I almost got busted. We did new electric service, new water heater, and new furnace on a house. All well and good but it had been vacant so long the gas company wouldn’t release the meter without a gas piping inspection. I called in the water heater and furnace but not the service. It was clearly brand new, and the inspector gave it a hard thorough look over then gave me a knowing look. “Well… it’s got their crimps and one of their seals on it… AEP must have come through and done that” is what I told him 🤣🤣🤣 never heard another word about it


----------



## matt1124 (Aug 23, 2011)

Southeast Power said:


> If you go with the insulinks, be prepared to inventory several sizes.
> Typically we will use anything between 1/0 copper to 250AL, The poco will usually have a drop with #1 or #2 depending on the era of the original installation, this give us a mix of #1 and #2 on the POCO side and 1/0, 3/0, 4/0, or 250.
> I think the problem people have is that they will hold water. I have found that the ones where someone "lost" the end caps, last much longer.


I used to keep a ton of sizes. Yes, arrange them to drain and definitely don’t tape them, lose the caps. They’ll freeze themselves loose.


----------



## Southeast Power (Jan 18, 2009)

Almost Retired said:


> the most expensive thing in any job is TIME
> forget the cost of the polaris and think about time and what else you could be doing if you save that time


Polaris taps can be close to $50 each, 3 Insulated crimps are about 1/2 the price of a single Polaris tap.


----------



## Almost Retired (Sep 14, 2021)

Southeast Power said:


> Polaris taps can be close to $50 each, 3 Insulated crimps are about 1/2 the price of a single Polaris tap.
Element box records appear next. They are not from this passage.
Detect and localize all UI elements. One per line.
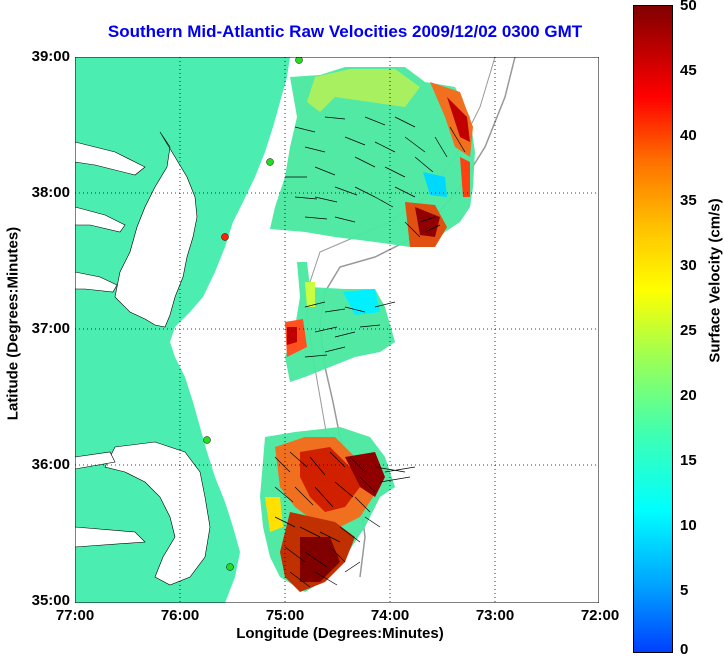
x-tick-label: 75:00 [265, 607, 305, 624]
colorbar-tick: 10 [680, 517, 697, 534]
y-tick-label: 39:00 [31, 48, 70, 65]
station-marker [295, 57, 303, 64]
station-marker [203, 436, 211, 444]
velocity-field-north [270, 67, 475, 247]
colorbar-tick: 0 [680, 641, 689, 658]
station-marker [226, 563, 234, 571]
colorbar-tick: 25 [680, 322, 697, 339]
x-tick-label: 77:00 [55, 607, 95, 624]
y-tick-label: 37:00 [31, 320, 70, 337]
chesapeake-bay [114, 131, 198, 328]
colorbar-tick: 45 [680, 62, 697, 79]
x-tick-label: 76:00 [160, 607, 200, 624]
y-tick-label: 36:00 [31, 456, 70, 473]
y-tick-label: 38:00 [31, 184, 70, 201]
y-axis-label: Latitude (Degrees:Minutes) [4, 226, 22, 421]
colorbar [633, 5, 673, 653]
colorbar-tick: 50 [680, 0, 697, 14]
station-marker [221, 233, 229, 241]
x-tick-label: 72:00 [580, 607, 620, 624]
colorbar-tick: 15 [680, 452, 697, 469]
map-plot [75, 57, 599, 603]
colorbar-tick: 35 [680, 192, 697, 209]
colorbar-tick: 30 [680, 257, 697, 274]
station-marker [266, 158, 274, 166]
colorbar-label: Surface Velocity (cm/s) [706, 198, 724, 363]
y-tick-label: 35:00 [31, 592, 70, 609]
pamlico-sound [104, 441, 211, 586]
x-tick-label: 73:00 [475, 607, 515, 624]
colorbar-tick: 5 [680, 582, 689, 599]
x-tick-label: 74:00 [370, 607, 410, 624]
map-title: Southern Mid-Atlantic Raw Velocities 200… [107, 22, 583, 41]
x-axis-label: Longitude (Degrees:Minutes) [236, 625, 444, 642]
colorbar-tick: 20 [680, 387, 697, 404]
colorbar-tick: 40 [680, 127, 697, 144]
news to me .... even 4/0 is no more than 25 bucks


----------



## RodDriver (Nov 9, 2019)

matt1124 said:


> I almost got busted. We did new electric service, new water heater, and new furnace on a house. All well and good but it had been vacant so long the gas company wouldn’t release the meter without a gas piping inspection. I called in the water heater and furnace but not the service. It was clearly brand new, and the inspector gave it a hard thorough look over then gave me a knowing look. “Well… it’s got their crimps and one of their seals on it… AEP must have come through and done that” is what I told him 🤣🤣🤣 never heard another word about it


That's what I'm going for. Out of sight, out of mind.


----------